Seriously I dont have any idea what is this thing called. I know how to find Joint PDf of two variables.. But i dont know how to transform it in other variables ?
Do they require Jacobians?
Here is my doubt regarding this question: how to solve it?
If you tell me what is this topic called it will be very helpful i would like to see it first... but if you solve it also I will be highly obliged:)
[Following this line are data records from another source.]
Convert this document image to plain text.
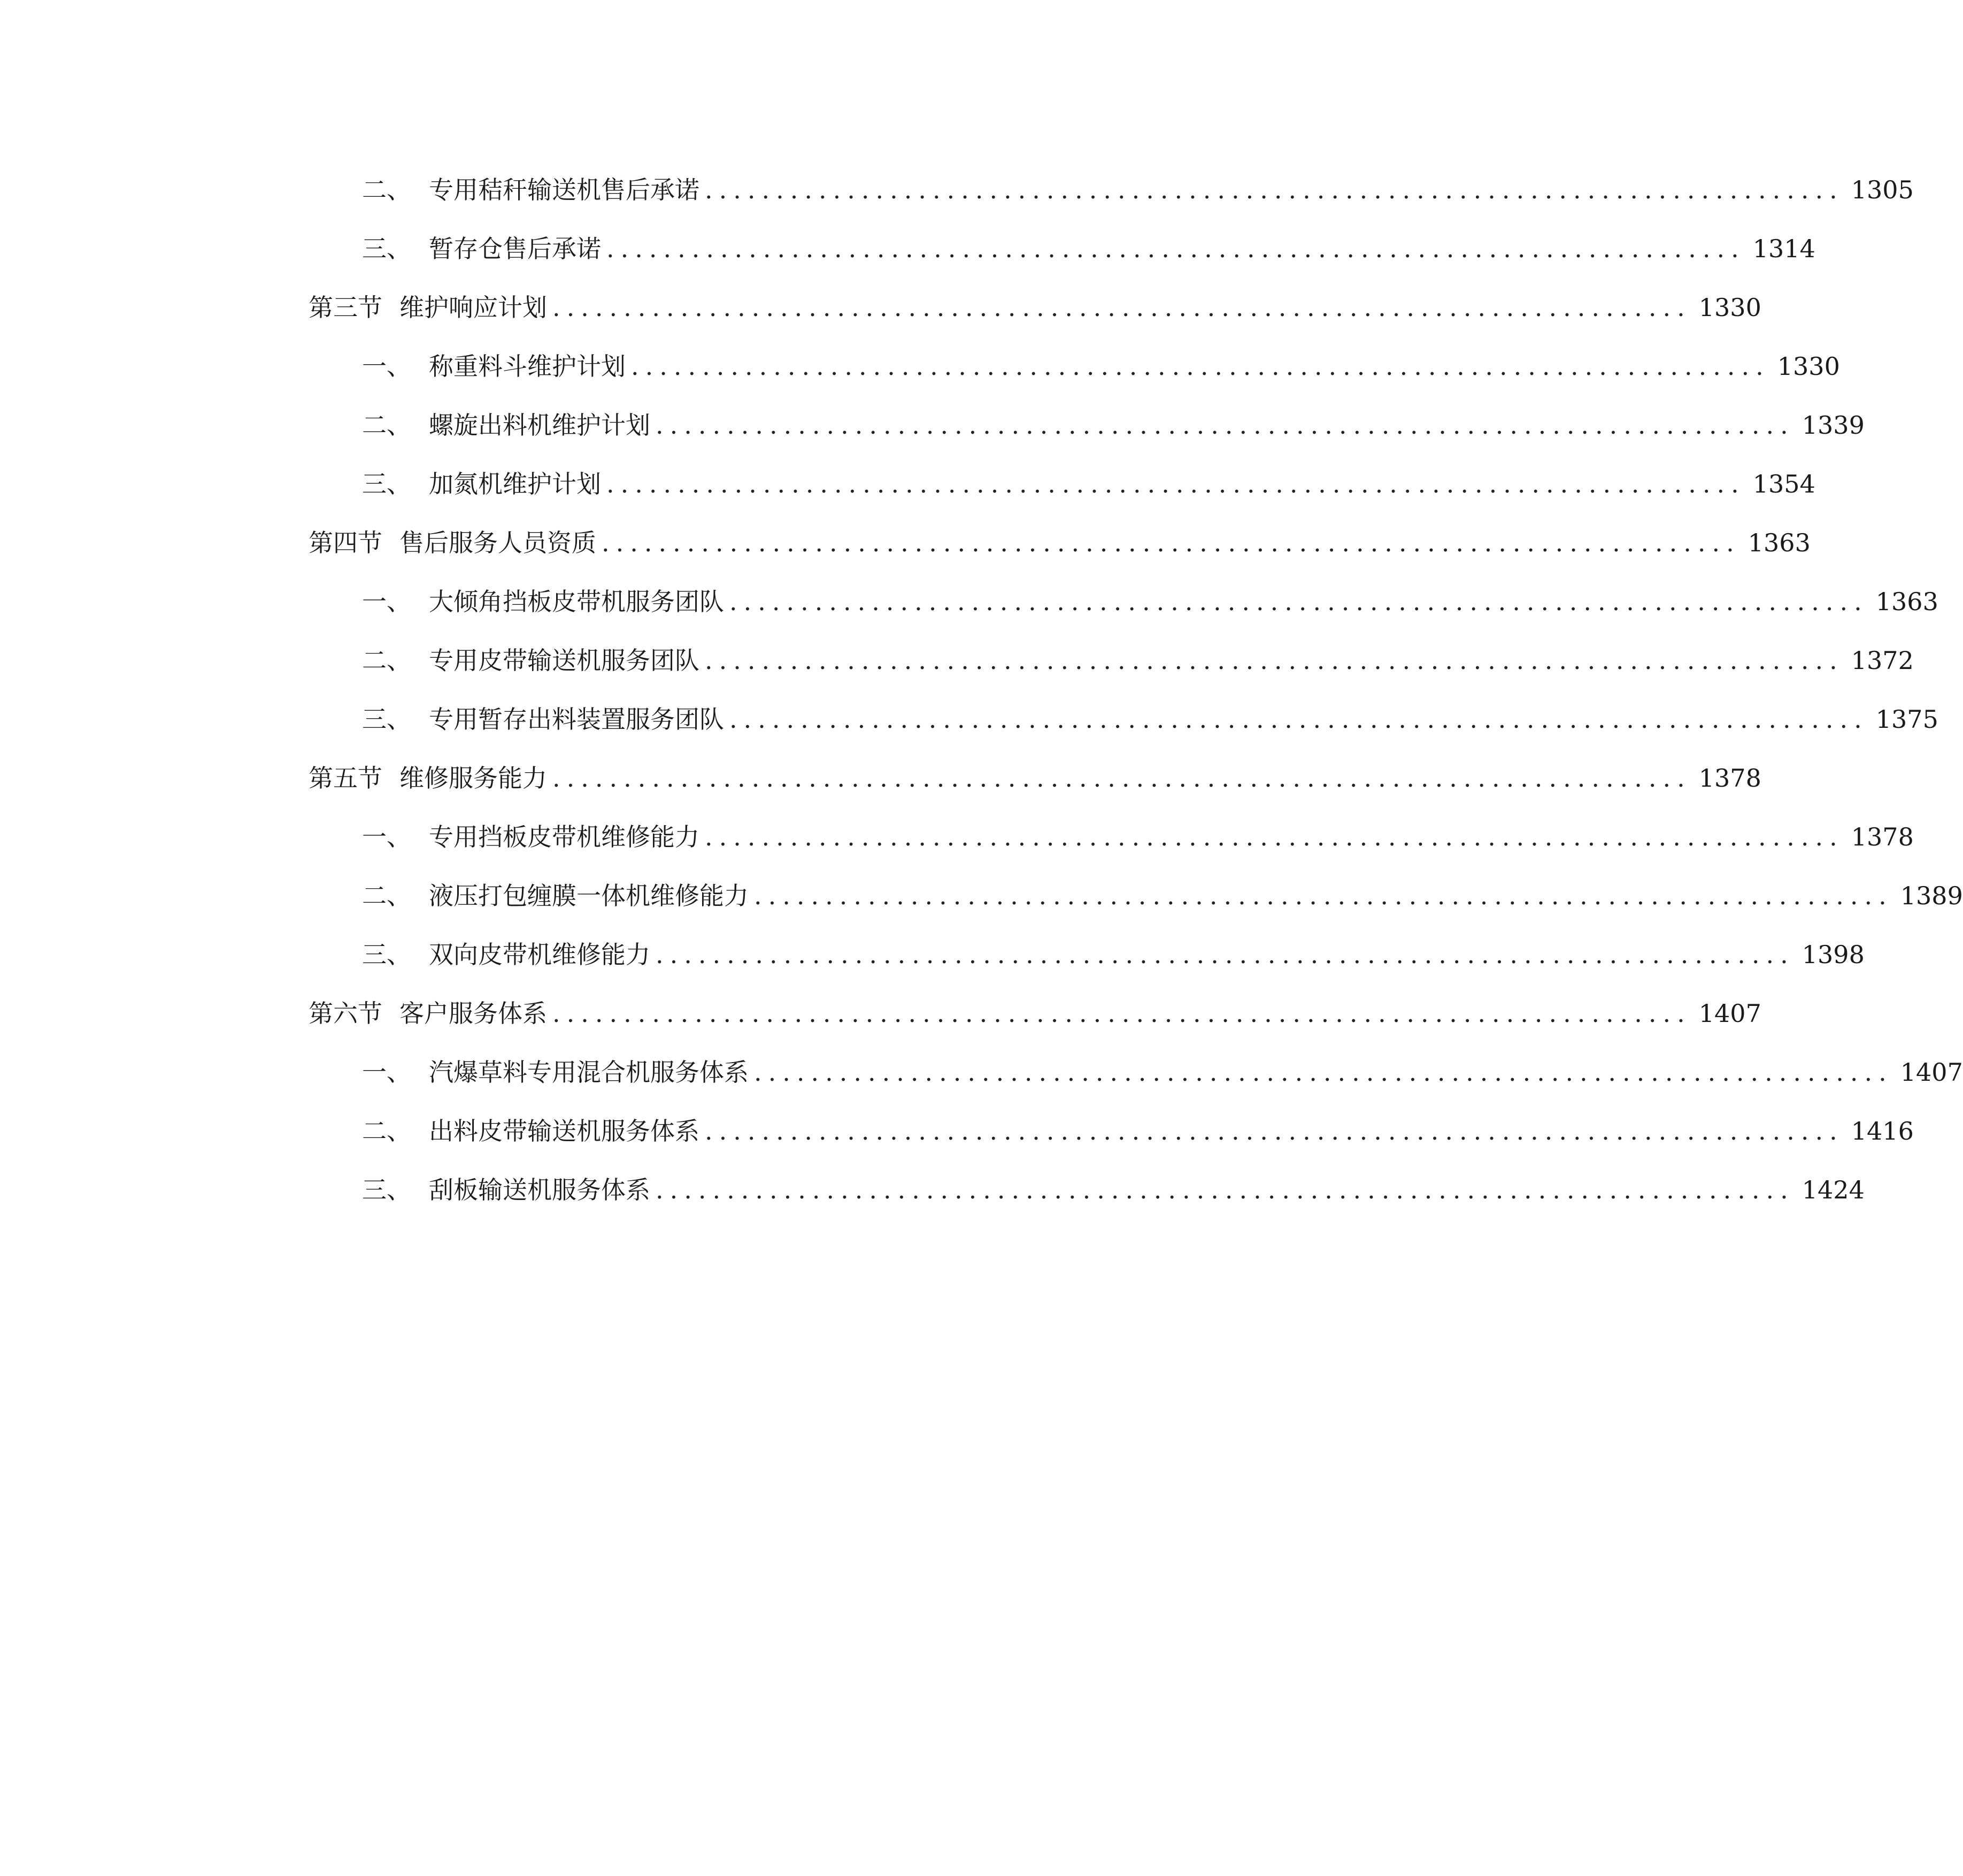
二、 专用秸秆输送机售后承诺 ................................................................................ 1305
三、 暂存仓售后承诺 ................................................................................ 1314
第三节 维护响应计划 ................................................................................ 1330
一、 称重料斗维护计划 ................................................................................ 1330
二、 螺旋出料机维护计划 ................................................................................ 1339
三、 加氮机维护计划 ................................................................................ 1354
第四节 售后服务人员资质 ................................................................................ 1363
一、 大倾角挡板皮带机服务团队 ................................................................................ 1363
二、 专用皮带输送机服务团队 ................................................................................ 1372
三、 专用暂存出料装置服务团队 ................................................................................ 1375
第五节 维修服务能力 ................................................................................ 1378
一、 专用挡板皮带机维修能力 ................................................................................ 1378
二、 液压打包缠膜一体机维修能力 ................................................................................ 1389
三、 双向皮带机维修能力 ................................................................................ 1398
第六节 客户服务体系 ................................................................................ 1407
一、 汽爆草料专用混合机服务体系 ................................................................................ 1407
二、 出料皮带输送机服务体系 ................................................................................ 1416
三、 刮板输送机服务体系 ................................................................................ 1424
Using the change of basis formula of PDFs: $$g_{Z,\Theta} (z,\theta) = \vert J \vert p_{X,Y}(f(z,\theta),g(z,\theta))$$ where $X = f(z,\theta)$ and $Y = g(z,\theta)$. With a bit of math, you can show that $$X = f(z,\theta)=\sqrt{z} \cos \theta$$ and $$Y = g(z,\theta) = \sqrt{z} \sin \theta$$ and the determinant of the Jacobian is
$$\vert J \vert = \det \begin{bmatrix} \frac{\partial f(z,\theta)}{\partial z} &\frac{\partial f(z,\theta)}{\partial \theta} \\ \frac{\partial g(z,\theta)}{\partial z} &\frac{\partial g(z,\theta)}{\partial \theta} \end{bmatrix} = \det \begin{bmatrix} \frac{1}{2\sqrt{z}}\cos \theta& -\sqrt{z}\sin\theta\\ \frac{1}{2\sqrt{z}}\sin \theta& \sqrt{z}\cos \theta \end{bmatrix} = \frac{1}{2}$$ So $$g_{Z,\Theta} (z,\theta) = \frac{1}{2} p_{X,Y}(\sqrt{z} \cos \theta,\sqrt{z} \sin \theta) \tag{1}$$ The link that @StubbornAtom shared works out the PDF for the normal case but for $Z = \sqrt{X^2 + y^2}$. Here we do $Z = X^2 + Y^2$, the PDF of a standard normal is $$p_{X,Y}(x,y)=\frac{1}{2\pi}e^{-\frac{x^2+y^2}{2}}$$ Replacing the above in equation $(1)$, we get $$g_{Z,\Theta} (z,\theta) = \frac{1}{2}\frac{1}{2\pi}e^{-\frac{(\sqrt{z} \cos \theta)^2+(\sqrt{z} \sin \theta)^2}{2}} = \frac{1}{4\pi}e^{-\frac{z}{2}} $$ independent of $\Theta $!!!!!!!!!!!!